Les statistiques des incidents discriminatoires dans le football (2024-2026)
L’argument de Prestianni s’inscrit dans un contexte où les comportements discriminatoires sur le terrain restent un défi majeur pour les autorités sportives.
Répartition des incidents signalés à l’UEFA par type de discrimination :
| Type de discrimination | Part des signalements (Saison 25/26) | Évolution vs 2024 |
| Racisme | 58 % | + 12 % |
| Homophobie / Sexisme | 22 % | + 18 % |
| Religieuse / Ethnique | 15 % | + 5 % |
| Autres (Handicap, etc.) | 5 % | Stable |
Données sur les sanctions appliquées :
- En 2025, sur les 34 cas d’insultes entre joueurs portés devant la commission de discipline de l’UEFA, 28 ont débouché sur une suspension de 10 matchs ou plus.
- Les analyses vidéos et labiales sont désormais utilisées dans 90 % des enquêtes pour corroborer les témoignages des arbitres (comme François Letexier dans ce cas précis).
Une affaire qui fragilise Benfica
Cette ligne de défense « du mal pour un autre mal » place le club portugais dans une position délicate.

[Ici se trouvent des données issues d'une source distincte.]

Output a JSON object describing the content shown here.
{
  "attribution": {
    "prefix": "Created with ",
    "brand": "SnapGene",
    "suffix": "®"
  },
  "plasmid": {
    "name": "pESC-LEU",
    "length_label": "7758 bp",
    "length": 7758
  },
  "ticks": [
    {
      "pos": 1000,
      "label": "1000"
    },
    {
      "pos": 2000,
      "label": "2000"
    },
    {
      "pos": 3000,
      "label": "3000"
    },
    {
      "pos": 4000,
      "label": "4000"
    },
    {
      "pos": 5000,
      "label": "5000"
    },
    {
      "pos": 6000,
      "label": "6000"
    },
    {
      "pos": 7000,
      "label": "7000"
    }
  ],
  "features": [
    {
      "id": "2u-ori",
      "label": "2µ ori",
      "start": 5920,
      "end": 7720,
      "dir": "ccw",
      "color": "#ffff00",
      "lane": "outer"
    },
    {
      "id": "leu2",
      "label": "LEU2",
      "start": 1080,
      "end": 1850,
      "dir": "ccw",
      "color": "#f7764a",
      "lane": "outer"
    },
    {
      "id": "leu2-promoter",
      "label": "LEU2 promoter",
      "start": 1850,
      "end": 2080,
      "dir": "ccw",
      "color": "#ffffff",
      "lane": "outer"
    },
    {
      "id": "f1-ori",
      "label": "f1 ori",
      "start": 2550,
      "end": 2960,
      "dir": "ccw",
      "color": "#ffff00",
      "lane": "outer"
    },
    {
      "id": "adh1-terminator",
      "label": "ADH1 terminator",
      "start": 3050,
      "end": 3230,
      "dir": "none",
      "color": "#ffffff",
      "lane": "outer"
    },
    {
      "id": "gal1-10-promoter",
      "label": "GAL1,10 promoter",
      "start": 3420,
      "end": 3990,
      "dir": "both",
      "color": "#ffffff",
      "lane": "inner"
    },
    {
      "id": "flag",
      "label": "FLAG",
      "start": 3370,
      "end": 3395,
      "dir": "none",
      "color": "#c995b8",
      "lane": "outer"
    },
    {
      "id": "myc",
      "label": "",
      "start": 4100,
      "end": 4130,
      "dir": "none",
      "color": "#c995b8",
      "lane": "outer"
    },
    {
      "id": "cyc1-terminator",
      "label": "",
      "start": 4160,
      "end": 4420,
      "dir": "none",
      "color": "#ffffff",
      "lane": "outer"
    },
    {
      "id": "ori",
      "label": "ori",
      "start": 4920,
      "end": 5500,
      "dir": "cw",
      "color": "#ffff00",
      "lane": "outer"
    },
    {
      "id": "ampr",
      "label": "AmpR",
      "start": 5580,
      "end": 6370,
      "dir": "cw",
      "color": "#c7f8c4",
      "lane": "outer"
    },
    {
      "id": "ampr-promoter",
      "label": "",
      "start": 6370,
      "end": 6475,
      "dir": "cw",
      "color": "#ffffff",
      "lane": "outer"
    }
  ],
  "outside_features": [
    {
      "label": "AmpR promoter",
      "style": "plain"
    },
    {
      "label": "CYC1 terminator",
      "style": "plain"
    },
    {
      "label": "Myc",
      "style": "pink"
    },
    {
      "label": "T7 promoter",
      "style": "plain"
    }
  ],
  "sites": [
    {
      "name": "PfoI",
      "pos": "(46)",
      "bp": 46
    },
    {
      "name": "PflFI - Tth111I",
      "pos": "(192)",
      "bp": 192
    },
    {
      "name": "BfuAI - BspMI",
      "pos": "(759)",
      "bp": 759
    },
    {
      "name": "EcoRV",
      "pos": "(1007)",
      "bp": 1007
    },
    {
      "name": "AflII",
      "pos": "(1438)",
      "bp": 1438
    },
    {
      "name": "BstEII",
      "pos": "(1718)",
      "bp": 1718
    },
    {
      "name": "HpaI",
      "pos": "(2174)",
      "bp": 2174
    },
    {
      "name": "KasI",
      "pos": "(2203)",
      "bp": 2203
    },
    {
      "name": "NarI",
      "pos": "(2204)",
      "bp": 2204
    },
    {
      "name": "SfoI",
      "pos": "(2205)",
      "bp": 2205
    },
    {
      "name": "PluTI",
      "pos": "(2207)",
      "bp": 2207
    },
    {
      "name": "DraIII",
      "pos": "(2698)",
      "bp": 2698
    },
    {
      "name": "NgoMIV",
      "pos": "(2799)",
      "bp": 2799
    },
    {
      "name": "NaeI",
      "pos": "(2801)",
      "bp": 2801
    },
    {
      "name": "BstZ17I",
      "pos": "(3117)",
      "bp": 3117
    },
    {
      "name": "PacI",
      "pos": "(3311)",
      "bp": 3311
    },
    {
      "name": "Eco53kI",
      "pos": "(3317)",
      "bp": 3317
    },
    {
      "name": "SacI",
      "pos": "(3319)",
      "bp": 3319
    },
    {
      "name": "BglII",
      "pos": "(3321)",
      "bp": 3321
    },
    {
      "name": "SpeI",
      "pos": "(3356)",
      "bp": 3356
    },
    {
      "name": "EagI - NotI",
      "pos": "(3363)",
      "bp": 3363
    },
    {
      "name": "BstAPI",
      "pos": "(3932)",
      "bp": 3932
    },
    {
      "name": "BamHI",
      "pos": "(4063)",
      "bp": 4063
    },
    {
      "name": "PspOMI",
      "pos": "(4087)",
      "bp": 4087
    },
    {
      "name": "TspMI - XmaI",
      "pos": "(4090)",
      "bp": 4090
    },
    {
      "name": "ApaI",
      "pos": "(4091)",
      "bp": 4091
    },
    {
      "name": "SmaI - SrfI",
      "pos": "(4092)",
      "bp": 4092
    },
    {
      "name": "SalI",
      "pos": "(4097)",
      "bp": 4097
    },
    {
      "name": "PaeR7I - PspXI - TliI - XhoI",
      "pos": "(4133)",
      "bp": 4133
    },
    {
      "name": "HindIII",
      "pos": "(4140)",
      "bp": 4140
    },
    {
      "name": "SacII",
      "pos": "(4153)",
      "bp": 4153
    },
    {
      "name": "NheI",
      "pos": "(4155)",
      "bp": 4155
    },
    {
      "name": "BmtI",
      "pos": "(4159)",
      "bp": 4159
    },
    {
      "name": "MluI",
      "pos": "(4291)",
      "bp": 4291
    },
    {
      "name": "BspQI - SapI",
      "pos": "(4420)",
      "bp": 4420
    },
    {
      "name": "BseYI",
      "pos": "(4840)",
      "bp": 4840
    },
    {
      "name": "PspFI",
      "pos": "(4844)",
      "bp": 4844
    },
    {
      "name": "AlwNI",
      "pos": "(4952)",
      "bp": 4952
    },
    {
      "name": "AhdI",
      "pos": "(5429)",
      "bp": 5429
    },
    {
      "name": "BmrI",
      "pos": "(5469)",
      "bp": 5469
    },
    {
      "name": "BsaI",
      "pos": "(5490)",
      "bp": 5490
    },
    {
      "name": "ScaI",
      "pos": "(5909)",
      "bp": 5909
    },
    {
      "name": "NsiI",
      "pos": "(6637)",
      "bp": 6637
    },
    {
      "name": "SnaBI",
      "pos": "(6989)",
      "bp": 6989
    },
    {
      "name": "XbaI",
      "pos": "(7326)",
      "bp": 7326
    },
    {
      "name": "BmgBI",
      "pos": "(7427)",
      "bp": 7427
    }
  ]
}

Si l’UEFA retient l’insulte homophobe sur la base de l’aveu du joueur, le club devra assumer la suspension de son ailier de 20 ans pour l’intégralité de la campagne européenne à venir, tout en gérant une image de marque sérieusement écornée.
Le verdict de l’UEFA est attendu avant le match retour mercredi prochain au Santiago-Bernabéu. La tension promet d’être à son comble, les coéquipiers de Vinicius, comme Kylian Mbappé, ayant déjà affirmé avoir entendu des propos racistes et non homophobes.